La condamnation religieuse, des Versets sataniques de Salman Rushdie fut une erreur. Elle a fait d’un mauvais roman un chef d’œuvre universel.
Qui peut prétendre l’avoir lu entièrement parmi ceux qui se mobilisèrent pour sa défense ? Pour moi, ce roman n’est pas une œuvre littérairement réussie. Condamner de la même manière le roman intitulé « Khadija » de Marek Halter serait rééditer la même erreur et faire d’un récit désinvolte un succès de librairie. L’auteur avait déjà utilisé dans sa trilogie biblique, les recettes qu’il pratiquera dans ce roman : deux thèmes accrocheurs : le thème de la religion et celui de la femme. C’est ainsi que Marek Halter construira une série qui sûrement réussira commercialement, mais inévitablement échouera esthétiquement.

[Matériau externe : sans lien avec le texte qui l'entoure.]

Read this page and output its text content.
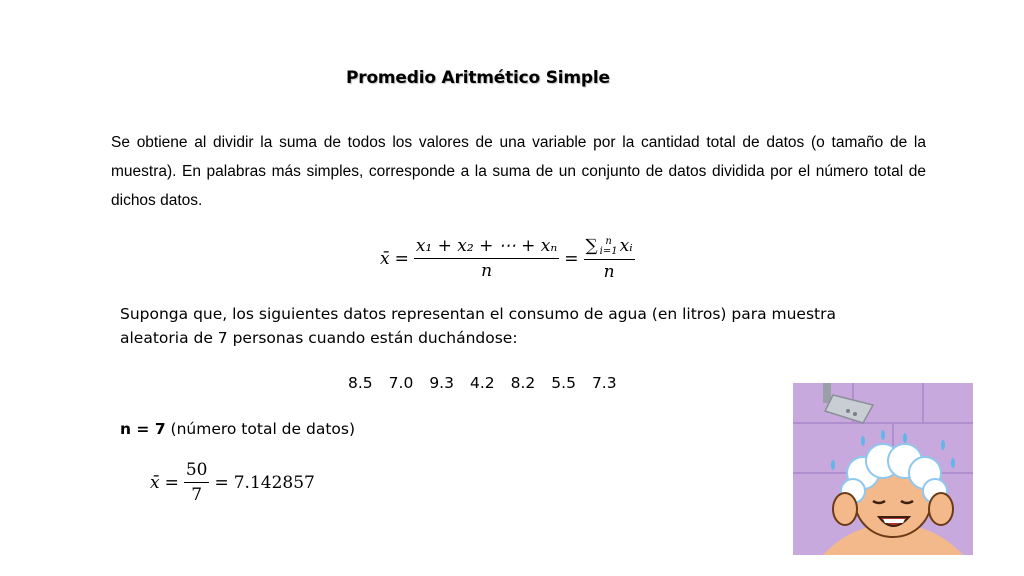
Promedio Aritmético Simple
Se obtiene al dividir la suma de todos los valores de una variable por la cantidad total de datos (o tamaño de la muestra). En palabras más simples, corresponde a la suma de un conjunto de datos dividida por el número total de dichos datos.
x̄ = $\frac{\text{x₁ + x₂ + ⋯ + xₙ}}{n}$ = ∑ n
i=1 xᵢ
n
Suponga que, los siguientes datos representan el consumo de agua (en litros) para muestra aleatoria de 7 personas cuando están duchándose:
8.5 7.0 9.3 4.2 8.2 5.5 7.3
n = 7 (número total de datos)
x̄ = $\frac{50}{7} = 7.142857$
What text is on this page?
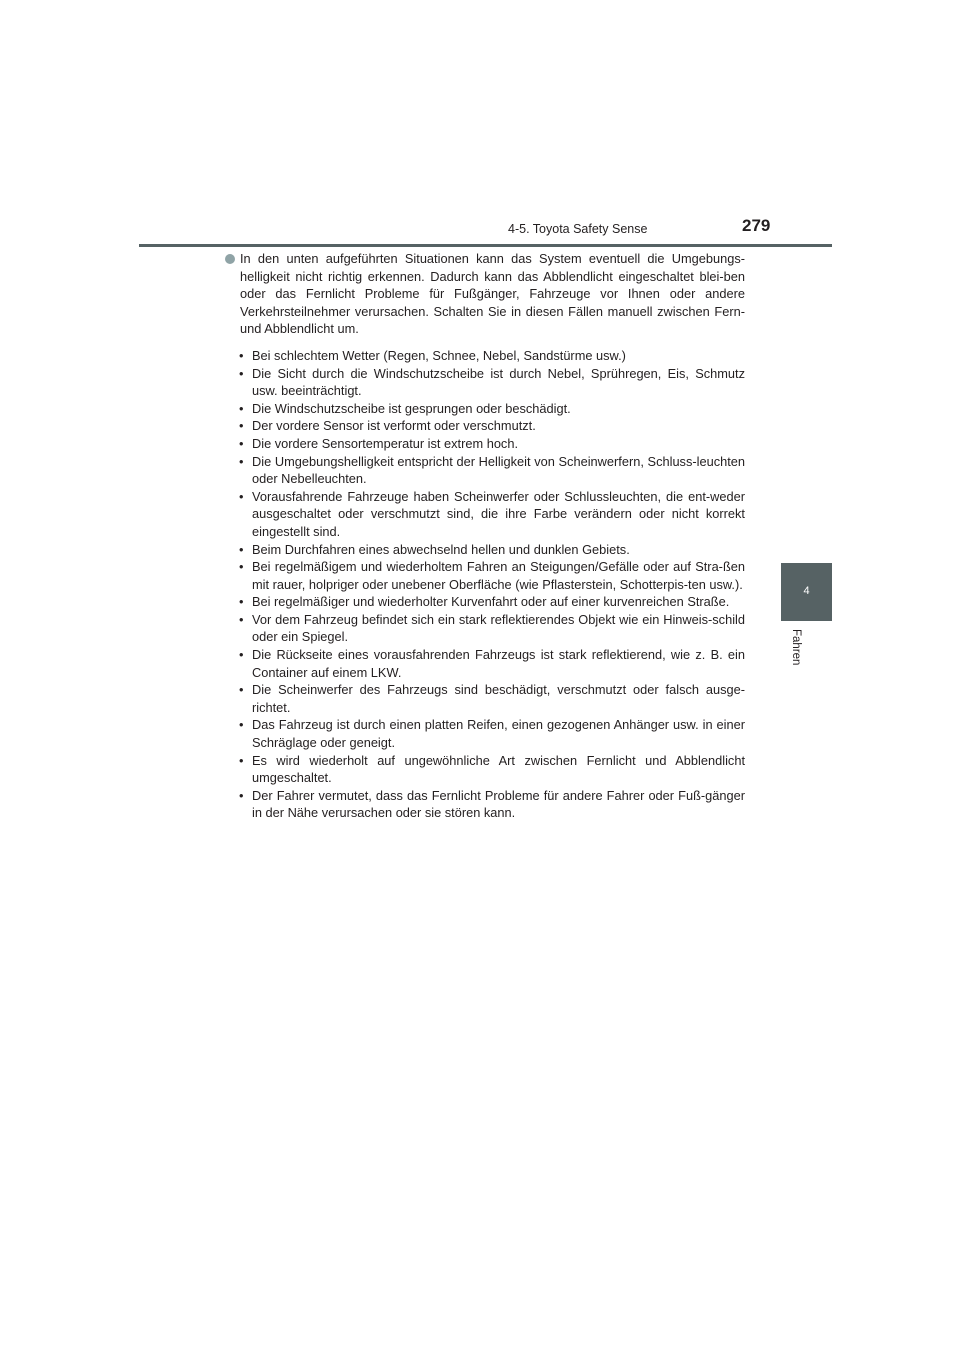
4-5. Toyota Safety Sense	279
4
Fahren
In den unten aufgeführten Situationen kann das System eventuell die Umgebungs-helligkeit nicht richtig erkennen. Dadurch kann das Abblendlicht eingeschaltet blei-ben oder das Fernlicht Probleme für Fußgänger, Fahrzeuge vor Ihnen oder andere Verkehrsteilnehmer verursachen. Schalten Sie in diesen Fällen manuell zwischen Fern- und Abblendlicht um.
• Bei schlechtem Wetter (Regen, Schnee, Nebel, Sandstürme usw.)
• Die Sicht durch die Windschutzscheibe ist durch Nebel, Sprühregen, Eis, Schmutz usw. beeinträchtigt.
• Die Windschutzscheibe ist gesprungen oder beschädigt.
• Der vordere Sensor ist verformt oder verschmutzt.
• Die vordere Sensortemperatur ist extrem hoch.
• Die Umgebungshelligkeit entspricht der Helligkeit von Scheinwerfern, Schluss-leuchten oder Nebelleuchten.
• Vorausfahrende Fahrzeuge haben Scheinwerfer oder Schlussleuchten, die ent-weder ausgeschaltet oder verschmutzt sind, die ihre Farbe verändern oder nicht korrekt eingestellt sind.
• Beim Durchfahren eines abwechselnd hellen und dunklen Gebiets.
• Bei regelmäßigem und wiederholtem Fahren an Steigungen/Gefälle oder auf Stra-ßen mit rauer, holpriger oder unebener Oberfläche (wie Pflasterstein, Schotterpis-ten usw.).
• Bei regelmäßiger und wiederholter Kurvenfahrt oder auf einer kurvenreichen Straße.
• Vor dem Fahrzeug befindet sich ein stark reflektierendes Objekt wie ein Hinweis-schild oder ein Spiegel.
• Die Rückseite eines vorausfahrenden Fahrzeugs ist stark reflektierend, wie z. B. ein Container auf einem LKW.
• Die Scheinwerfer des Fahrzeugs sind beschädigt, verschmutzt oder falsch ausge-richtet.
• Das Fahrzeug ist durch einen platten Reifen, einen gezogenen Anhänger usw. in einer Schräglage oder geneigt.
• Es wird wiederholt auf ungewöhnliche Art zwischen Fernlicht und Abblendlicht umgeschaltet.
• Der Fahrer vermutet, dass das Fernlicht Probleme für andere Fahrer oder Fuß-gänger in der Nähe verursachen oder sie stören kann.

Ce qui urge, c’est de s’empresser de conseiller à toute institution religieuse d’ignorer ce mauvais roman, mais surtout d’encourager ceux qui veulent le déconstruire esthétiquement. C’est la seule manière de démontrer aux adeptes d’un improbable dialogue des religions, que la meilleure manière de nuire à ce dialogue tant espéré est de publier ce genre de fiction romanesque.
Pourquoi me suis-je souvenu de l’impressionnante réussite de Mika Waltari avec son roman « Sinouhé l’Egyptien » ? Et celle de Marguerite Yourcenar avec « Mémoires d’Hadrien »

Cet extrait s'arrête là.